British journalist and TV presenter

Gamal Fahnbulleh (born April 1982) is a British broadcast journalist and presenter, currently employed by ITV Granada. He presents Granada Reports, an evening news programme for North West England and the Isle of Man. He also is now a relief presenter across all ITV National News programmes.

==Early life==
Gamal Fahnbulleh was born in April 1982 in Sierra Leone, West Africa. He, his parents and his sister Miatta moved to the UK in the 1980s when he was three years old, settling in Taunton, Somerset.

==Education==
Fahnbulleh was educated at Taunton School, a boarding independent school in Taunton, followed by the University of Manchester, where he graduated with a BA honours degree in politics and history, followed by a master's degree in international politics. He then enrolled on a postgraduate diploma course in broadcast journalism at City University in London.

==Life and career==
Fahnbulleh was one of ten successful applicants to the ITV News Bursary Scheme in 2005. He worked for ITN and became a general reporter and programme presenter for Granada Reports on ITV Granada in North West England.

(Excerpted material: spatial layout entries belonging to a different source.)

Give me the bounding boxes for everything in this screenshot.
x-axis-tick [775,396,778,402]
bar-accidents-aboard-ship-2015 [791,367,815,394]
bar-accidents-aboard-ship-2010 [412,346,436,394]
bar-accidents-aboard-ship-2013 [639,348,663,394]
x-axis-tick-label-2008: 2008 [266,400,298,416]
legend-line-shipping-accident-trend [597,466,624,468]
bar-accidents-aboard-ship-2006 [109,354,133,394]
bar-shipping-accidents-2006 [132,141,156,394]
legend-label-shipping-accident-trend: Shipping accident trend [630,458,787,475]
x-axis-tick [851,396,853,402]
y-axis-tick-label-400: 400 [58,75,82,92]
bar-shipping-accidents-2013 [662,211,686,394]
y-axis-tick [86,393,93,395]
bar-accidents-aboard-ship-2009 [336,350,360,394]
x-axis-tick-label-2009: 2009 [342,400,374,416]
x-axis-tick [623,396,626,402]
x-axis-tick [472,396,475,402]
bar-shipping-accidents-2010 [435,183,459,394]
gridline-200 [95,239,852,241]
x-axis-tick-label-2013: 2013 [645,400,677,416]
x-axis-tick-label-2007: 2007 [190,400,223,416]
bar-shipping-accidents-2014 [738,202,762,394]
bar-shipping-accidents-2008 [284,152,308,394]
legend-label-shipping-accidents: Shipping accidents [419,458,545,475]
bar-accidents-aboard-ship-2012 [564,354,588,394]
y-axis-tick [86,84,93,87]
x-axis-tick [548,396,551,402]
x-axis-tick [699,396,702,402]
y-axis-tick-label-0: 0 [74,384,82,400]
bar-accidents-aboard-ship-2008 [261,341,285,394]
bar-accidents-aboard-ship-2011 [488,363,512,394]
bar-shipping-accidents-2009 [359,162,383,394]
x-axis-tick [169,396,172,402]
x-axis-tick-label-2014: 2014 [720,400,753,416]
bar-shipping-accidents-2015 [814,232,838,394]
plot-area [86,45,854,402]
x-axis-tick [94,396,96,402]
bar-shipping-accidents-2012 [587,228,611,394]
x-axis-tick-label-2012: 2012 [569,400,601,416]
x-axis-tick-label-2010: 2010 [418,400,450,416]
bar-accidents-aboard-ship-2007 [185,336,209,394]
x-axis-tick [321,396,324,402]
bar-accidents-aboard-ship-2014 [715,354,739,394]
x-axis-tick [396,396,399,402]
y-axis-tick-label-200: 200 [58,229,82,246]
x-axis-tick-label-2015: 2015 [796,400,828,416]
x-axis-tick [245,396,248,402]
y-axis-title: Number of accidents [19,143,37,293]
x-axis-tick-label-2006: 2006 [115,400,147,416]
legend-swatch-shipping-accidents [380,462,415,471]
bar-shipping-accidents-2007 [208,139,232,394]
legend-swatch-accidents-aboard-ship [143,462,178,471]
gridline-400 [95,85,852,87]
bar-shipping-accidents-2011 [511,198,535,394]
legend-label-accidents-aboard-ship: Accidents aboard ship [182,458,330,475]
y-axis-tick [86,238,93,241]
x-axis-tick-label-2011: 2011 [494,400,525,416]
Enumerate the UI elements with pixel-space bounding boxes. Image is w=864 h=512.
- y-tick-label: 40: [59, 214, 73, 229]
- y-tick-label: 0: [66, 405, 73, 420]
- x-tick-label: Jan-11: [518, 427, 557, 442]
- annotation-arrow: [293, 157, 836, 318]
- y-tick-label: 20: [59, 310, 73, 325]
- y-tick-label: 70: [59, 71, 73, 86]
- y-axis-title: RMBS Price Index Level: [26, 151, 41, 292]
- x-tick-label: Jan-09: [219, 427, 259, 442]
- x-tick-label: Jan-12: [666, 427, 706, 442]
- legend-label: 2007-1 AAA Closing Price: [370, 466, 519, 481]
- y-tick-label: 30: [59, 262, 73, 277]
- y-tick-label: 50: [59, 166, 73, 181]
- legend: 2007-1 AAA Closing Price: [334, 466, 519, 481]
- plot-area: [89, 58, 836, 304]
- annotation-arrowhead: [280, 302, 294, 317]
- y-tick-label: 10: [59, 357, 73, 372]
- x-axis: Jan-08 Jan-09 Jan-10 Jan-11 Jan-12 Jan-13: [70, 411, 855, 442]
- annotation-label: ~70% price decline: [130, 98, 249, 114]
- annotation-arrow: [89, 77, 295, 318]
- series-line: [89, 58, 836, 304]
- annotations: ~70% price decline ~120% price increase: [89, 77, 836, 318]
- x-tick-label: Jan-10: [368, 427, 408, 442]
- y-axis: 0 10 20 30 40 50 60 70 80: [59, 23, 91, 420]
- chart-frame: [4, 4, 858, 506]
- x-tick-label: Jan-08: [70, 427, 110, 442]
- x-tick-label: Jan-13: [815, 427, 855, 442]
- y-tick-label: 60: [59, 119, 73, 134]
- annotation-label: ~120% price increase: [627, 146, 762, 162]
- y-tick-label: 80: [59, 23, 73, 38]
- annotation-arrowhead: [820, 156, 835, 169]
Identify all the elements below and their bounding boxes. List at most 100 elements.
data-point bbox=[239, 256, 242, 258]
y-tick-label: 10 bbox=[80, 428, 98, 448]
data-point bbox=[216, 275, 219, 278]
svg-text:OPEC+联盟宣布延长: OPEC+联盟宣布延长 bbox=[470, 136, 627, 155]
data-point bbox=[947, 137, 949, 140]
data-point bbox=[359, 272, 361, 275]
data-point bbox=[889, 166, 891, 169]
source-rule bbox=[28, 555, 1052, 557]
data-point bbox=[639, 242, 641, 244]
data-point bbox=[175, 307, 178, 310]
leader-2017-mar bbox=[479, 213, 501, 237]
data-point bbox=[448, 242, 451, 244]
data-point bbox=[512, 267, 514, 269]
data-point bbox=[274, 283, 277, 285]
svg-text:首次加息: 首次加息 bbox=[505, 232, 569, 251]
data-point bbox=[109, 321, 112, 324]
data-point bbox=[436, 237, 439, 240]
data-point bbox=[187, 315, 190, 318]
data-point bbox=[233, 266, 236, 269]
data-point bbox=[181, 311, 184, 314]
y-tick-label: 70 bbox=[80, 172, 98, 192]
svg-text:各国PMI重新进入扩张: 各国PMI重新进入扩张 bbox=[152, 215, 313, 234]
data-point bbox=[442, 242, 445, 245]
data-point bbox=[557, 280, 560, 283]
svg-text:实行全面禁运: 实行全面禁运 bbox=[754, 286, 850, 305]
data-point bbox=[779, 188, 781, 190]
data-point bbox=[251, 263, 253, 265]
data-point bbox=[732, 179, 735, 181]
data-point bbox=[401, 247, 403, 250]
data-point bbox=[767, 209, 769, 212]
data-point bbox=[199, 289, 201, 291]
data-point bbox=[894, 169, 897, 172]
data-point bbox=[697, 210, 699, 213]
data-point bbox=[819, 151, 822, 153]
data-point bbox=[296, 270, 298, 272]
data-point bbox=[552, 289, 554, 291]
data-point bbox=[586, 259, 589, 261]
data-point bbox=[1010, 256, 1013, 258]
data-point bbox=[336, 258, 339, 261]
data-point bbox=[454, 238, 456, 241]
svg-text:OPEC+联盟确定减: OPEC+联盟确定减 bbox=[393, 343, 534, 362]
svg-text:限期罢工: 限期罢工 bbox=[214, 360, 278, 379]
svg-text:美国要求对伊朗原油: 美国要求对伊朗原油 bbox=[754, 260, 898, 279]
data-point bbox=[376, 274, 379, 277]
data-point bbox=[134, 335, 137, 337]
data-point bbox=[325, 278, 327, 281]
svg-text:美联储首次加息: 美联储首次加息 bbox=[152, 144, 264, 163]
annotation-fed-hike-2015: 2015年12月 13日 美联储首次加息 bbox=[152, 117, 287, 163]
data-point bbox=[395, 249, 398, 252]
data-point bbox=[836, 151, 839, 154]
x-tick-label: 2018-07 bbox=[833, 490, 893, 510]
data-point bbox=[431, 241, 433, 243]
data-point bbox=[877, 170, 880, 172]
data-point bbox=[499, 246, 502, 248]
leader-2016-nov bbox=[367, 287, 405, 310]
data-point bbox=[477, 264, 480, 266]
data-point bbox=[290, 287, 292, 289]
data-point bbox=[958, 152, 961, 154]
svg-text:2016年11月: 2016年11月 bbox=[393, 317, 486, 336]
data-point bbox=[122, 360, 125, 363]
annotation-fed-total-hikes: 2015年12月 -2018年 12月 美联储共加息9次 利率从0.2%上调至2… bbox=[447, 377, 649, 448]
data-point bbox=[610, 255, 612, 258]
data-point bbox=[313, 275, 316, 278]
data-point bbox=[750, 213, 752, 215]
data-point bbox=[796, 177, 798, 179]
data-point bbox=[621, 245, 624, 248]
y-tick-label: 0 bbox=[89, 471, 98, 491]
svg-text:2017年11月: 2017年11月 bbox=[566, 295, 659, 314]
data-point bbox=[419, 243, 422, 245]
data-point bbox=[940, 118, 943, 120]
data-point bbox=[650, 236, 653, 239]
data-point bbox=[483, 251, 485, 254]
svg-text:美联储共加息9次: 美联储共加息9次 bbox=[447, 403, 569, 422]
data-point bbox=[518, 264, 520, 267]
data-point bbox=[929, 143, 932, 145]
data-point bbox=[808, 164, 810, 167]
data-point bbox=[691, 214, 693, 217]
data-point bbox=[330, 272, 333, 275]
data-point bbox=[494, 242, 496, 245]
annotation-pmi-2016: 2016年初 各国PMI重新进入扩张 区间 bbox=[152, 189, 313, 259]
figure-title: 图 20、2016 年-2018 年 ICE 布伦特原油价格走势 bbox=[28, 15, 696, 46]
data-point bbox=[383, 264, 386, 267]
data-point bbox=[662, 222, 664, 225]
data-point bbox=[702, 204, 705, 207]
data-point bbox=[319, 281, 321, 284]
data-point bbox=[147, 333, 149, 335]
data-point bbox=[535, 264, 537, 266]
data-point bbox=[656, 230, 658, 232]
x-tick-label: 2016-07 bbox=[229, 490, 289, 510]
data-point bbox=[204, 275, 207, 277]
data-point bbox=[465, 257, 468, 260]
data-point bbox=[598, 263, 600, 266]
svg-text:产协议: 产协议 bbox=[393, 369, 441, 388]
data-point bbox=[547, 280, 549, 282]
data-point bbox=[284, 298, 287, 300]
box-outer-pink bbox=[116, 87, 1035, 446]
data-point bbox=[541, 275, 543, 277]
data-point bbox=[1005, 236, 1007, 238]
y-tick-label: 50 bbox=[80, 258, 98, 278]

Fahnbulleh joined Sky News in November 2010 as a reporter. He has worked extensively with the British Army and during the summer of 2010 was embedded with the First Battalion, the Duke of Lancaster's Regiment during a six-month tour of Afghanistan. In November of the same year, he was one of the first reporters to cover the student protests in London, and in 2011 reported live on the August riots from both Manchester and Liverpool. In the same year, he became a freelance presenter for Sky World News between 0:00 and 6:00.

In June 2013, he moved to ITV Breakfast as the North of England Correspondent for Daybreak. In August 2014, he rejoined Sky News as a presenter.

From 2017 onwards, Fahnbulleh was one of Sky News' most frequent relief presenters, having appeared on every single time-slot operated by the channel, including News at Ten, Sunrise, Sky News Tonight and Sky News at 5. Farnbulleh was the allocated presenter for Friday from 14:00 to 19:00 while Sarah Hewson was on maternity leave and also presented The News Hour on Fridays.

In January 2021, Fahnbulleh returned to Granada Reports, becoming the main co-presenter of the programme with Lucy Meacock.

Since 2022, Gamal has appeared as a relief presenter on all main ITV News bulletins, including covering on the ITV Evening News for two weeks in August 2023.